We formulate the network-wide traffic measurement / analysis problem as a series of set-cardinality-determination (SCD) problems. By leveraging recent advances in probabilistic distinct sample counting techniques, the set-cardinalities, and thus, the network-wide traffic measurements of interest can be computed in a distributed manner via the exchange of
extremely light-weight traffic digests (TD's) amongst the network nodes, i.e. the routers. A TD for N packets only requires O(loglog N) bits of memory storage. The computation of such O(loglog N)-sized TD is also amenable for efficient hardware implementation at wire-speed of 10 Gbps and beyond.

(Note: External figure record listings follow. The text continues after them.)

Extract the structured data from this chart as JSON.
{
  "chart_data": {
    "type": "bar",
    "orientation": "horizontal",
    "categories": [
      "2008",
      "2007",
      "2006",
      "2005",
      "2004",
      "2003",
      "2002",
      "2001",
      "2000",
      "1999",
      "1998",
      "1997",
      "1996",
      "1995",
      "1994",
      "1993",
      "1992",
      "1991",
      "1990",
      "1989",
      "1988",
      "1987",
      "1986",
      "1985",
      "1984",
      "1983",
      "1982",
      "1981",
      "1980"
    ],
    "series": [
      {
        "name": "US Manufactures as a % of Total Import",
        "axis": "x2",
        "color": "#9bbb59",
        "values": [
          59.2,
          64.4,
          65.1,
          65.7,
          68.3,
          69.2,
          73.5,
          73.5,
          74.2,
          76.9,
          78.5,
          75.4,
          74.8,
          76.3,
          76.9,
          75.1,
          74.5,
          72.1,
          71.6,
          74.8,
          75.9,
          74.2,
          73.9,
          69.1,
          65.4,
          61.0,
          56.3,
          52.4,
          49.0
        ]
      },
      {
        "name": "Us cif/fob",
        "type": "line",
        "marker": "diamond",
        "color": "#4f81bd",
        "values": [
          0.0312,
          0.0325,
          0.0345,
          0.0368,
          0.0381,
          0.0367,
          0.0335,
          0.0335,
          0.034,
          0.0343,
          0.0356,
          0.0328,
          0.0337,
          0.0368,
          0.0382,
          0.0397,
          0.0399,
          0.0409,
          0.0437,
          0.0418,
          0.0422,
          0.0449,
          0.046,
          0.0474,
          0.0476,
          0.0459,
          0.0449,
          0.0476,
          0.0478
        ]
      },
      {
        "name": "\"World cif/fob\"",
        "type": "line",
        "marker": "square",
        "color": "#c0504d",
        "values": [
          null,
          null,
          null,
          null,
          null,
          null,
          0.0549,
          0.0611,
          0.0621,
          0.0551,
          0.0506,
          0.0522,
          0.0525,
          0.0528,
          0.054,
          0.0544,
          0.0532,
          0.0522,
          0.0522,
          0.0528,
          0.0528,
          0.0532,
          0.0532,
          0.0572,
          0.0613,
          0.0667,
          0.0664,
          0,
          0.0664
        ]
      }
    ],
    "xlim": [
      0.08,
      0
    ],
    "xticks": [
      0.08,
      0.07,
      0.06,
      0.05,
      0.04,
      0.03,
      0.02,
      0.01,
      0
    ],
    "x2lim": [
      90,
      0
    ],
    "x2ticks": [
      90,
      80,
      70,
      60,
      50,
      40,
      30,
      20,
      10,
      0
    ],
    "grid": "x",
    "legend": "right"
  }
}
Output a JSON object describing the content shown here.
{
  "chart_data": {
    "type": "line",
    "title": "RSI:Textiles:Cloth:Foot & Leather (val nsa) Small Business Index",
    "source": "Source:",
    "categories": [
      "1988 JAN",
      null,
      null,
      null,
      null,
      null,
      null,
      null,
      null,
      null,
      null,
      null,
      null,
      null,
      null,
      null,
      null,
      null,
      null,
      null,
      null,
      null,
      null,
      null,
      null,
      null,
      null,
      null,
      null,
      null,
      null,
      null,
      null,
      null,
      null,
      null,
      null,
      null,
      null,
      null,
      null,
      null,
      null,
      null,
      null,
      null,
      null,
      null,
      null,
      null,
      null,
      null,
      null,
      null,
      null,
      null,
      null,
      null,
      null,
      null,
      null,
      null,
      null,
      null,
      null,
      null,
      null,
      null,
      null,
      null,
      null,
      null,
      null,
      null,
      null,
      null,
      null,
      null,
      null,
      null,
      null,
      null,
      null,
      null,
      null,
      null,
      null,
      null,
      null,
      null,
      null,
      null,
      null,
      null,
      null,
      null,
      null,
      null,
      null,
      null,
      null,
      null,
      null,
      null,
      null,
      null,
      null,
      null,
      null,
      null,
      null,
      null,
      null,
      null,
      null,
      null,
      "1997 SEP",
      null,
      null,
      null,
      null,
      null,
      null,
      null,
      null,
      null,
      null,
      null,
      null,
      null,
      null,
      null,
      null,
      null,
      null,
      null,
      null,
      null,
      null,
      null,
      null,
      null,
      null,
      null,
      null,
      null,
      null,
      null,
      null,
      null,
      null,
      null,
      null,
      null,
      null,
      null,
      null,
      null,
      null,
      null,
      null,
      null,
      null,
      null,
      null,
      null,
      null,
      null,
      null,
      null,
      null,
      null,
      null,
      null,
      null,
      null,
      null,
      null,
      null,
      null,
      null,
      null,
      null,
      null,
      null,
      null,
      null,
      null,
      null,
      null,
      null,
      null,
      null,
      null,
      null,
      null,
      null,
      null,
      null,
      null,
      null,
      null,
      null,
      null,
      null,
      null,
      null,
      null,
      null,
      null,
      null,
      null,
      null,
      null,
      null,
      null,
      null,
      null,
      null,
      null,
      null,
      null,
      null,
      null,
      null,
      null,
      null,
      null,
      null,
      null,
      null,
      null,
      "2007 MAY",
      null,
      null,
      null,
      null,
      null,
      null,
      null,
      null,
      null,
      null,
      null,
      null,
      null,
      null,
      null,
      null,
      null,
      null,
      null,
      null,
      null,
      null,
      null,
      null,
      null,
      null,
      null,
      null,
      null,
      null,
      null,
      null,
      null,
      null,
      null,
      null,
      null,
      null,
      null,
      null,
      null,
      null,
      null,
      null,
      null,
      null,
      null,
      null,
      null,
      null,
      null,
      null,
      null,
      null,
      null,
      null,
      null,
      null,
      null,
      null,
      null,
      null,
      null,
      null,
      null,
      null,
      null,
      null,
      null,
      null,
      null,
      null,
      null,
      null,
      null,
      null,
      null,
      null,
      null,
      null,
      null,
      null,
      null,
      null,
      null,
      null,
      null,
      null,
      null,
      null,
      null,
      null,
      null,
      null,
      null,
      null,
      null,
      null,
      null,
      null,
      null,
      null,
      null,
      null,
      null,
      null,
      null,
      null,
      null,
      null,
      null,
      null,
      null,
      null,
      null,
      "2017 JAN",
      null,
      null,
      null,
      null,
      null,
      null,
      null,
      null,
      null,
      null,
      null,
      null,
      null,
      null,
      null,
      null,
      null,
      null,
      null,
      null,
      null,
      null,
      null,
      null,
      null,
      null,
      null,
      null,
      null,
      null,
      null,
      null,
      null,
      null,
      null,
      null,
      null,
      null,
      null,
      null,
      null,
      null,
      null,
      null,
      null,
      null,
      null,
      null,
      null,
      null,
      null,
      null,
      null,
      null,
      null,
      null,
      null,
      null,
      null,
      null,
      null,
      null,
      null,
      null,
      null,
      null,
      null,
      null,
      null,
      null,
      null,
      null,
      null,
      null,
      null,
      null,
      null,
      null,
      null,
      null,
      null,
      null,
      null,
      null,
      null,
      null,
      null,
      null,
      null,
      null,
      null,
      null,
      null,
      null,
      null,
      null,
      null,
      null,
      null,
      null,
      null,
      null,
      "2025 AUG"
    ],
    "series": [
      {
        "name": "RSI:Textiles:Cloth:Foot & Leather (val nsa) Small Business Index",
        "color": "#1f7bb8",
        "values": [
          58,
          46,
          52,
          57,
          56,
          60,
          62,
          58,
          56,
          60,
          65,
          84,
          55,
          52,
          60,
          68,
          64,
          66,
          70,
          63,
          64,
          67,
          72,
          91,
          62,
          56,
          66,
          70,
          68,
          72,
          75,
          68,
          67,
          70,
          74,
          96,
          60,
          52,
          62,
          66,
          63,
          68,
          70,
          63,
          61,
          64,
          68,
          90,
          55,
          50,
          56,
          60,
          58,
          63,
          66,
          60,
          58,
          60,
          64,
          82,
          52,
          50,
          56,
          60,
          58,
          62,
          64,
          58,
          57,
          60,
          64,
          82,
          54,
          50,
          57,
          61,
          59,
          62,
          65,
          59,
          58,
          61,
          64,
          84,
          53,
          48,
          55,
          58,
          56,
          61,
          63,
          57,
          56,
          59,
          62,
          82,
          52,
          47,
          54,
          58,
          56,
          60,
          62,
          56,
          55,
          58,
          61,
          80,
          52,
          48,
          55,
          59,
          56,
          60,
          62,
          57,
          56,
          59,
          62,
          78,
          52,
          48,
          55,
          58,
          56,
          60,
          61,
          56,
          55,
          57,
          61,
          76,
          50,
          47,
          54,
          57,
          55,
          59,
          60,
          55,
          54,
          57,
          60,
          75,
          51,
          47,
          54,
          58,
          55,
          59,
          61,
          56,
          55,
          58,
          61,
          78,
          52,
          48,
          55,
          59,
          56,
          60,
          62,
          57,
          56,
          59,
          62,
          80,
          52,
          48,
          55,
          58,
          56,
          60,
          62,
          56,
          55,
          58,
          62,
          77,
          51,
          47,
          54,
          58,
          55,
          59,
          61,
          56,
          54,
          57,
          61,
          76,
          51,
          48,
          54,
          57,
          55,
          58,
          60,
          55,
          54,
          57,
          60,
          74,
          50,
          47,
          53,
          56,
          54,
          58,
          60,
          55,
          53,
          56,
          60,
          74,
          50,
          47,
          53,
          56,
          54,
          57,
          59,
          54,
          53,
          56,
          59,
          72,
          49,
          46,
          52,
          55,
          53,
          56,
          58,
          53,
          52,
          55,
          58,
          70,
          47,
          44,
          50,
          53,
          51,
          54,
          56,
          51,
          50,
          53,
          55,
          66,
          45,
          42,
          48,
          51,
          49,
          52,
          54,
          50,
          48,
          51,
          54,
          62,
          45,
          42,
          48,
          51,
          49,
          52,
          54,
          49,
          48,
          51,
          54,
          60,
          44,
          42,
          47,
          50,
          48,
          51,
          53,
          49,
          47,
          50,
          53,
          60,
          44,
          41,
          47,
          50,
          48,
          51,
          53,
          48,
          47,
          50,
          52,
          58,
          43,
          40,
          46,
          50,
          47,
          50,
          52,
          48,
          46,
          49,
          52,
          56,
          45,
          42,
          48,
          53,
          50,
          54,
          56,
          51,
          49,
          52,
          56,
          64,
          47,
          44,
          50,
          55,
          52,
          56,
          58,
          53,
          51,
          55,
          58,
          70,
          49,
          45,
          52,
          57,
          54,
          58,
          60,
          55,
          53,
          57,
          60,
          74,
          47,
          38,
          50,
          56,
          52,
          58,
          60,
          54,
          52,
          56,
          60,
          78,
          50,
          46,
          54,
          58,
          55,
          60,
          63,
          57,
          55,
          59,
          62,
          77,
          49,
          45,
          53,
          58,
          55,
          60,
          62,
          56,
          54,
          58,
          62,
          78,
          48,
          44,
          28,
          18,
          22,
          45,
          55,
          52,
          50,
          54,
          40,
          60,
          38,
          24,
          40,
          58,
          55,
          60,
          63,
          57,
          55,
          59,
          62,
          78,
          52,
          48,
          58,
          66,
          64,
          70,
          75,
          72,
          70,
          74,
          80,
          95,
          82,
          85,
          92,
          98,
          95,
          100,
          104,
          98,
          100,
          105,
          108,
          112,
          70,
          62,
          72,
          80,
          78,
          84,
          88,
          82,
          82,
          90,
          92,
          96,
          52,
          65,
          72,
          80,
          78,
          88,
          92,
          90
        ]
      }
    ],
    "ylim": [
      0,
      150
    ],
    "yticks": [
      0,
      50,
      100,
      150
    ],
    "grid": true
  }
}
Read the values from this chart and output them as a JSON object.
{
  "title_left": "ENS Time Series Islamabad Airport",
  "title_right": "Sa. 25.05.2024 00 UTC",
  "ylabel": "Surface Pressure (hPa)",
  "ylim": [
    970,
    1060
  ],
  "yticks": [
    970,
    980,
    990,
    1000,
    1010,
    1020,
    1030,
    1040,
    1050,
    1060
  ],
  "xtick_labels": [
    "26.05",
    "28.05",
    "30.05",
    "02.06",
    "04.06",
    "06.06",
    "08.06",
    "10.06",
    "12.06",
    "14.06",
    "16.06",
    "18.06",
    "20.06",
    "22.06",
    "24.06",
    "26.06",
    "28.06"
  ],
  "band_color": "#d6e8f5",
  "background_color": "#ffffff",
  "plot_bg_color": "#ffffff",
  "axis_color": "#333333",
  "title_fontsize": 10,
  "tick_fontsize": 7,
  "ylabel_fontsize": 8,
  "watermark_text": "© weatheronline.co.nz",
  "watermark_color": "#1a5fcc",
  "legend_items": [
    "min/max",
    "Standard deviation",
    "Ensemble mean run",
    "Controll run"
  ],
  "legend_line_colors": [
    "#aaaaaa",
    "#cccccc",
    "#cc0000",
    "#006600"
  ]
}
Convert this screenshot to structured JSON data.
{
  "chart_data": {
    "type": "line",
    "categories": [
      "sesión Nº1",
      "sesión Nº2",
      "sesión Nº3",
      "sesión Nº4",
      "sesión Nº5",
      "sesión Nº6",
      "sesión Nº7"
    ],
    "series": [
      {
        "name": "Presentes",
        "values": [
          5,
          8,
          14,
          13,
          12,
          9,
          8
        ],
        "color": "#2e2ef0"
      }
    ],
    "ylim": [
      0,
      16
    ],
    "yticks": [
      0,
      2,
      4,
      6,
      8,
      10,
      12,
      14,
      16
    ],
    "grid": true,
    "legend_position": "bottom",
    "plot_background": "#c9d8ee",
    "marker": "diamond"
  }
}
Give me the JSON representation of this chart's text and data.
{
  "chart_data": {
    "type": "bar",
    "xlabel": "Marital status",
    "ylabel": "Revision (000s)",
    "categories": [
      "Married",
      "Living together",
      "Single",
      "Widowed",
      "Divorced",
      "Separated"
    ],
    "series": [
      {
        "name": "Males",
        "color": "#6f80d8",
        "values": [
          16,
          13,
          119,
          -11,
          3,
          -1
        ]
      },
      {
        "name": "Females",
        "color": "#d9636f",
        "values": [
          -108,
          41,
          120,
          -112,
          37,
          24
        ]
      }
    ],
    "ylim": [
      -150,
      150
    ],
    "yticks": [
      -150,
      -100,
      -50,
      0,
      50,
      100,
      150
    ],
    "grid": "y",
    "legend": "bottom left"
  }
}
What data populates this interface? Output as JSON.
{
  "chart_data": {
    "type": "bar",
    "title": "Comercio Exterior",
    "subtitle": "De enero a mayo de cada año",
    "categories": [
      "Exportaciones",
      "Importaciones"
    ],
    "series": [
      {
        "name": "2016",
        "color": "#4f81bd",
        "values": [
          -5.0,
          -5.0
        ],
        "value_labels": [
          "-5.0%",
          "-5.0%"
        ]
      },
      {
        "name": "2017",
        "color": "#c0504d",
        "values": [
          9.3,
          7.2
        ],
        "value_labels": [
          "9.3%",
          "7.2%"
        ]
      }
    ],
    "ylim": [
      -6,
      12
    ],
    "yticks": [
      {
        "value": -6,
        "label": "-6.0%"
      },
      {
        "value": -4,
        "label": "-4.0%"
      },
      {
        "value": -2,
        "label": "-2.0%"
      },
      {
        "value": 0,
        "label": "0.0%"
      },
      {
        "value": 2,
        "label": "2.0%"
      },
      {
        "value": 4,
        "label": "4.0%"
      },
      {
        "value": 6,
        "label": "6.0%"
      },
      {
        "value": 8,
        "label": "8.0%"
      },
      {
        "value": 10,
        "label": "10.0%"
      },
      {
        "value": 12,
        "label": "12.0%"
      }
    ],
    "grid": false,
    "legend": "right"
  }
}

Given the small size of the TD's, it is possible to distribute
nodal TD's to all routers within
a domain by piggybacking them as opaque
data objects inside existing control messages, such as OSPF link-state packets (LSPs) or I-BGP control messages. Once the required TD's are received, a
router can estimate the traffic measurements of interest for each of its local link by solving a series of set-cardinality-determination problems. The traffic measurements of interest are typically in form of per-link, per-traffic-aggregate packet counts (or flow counts) where an aggregate is defined by the group of packets sharing the same originating and / or destination nodes (or links) and / or some intermediate nodes (or links). The local measurement results are then distributed within the domain so that each
router can construct a network-wide view of routes / flow patterns of different traffic commodities where a commodity is defined as a group of packets sharing the same
origination and / or termination nodes or links. After the initial network-wide traffic measurements are received, each
router can further reduce the associated measurement /
estimation errors by locally conducting a minimum
square error (MSE) optimization based on network-wide commodity-flow conservation constraints.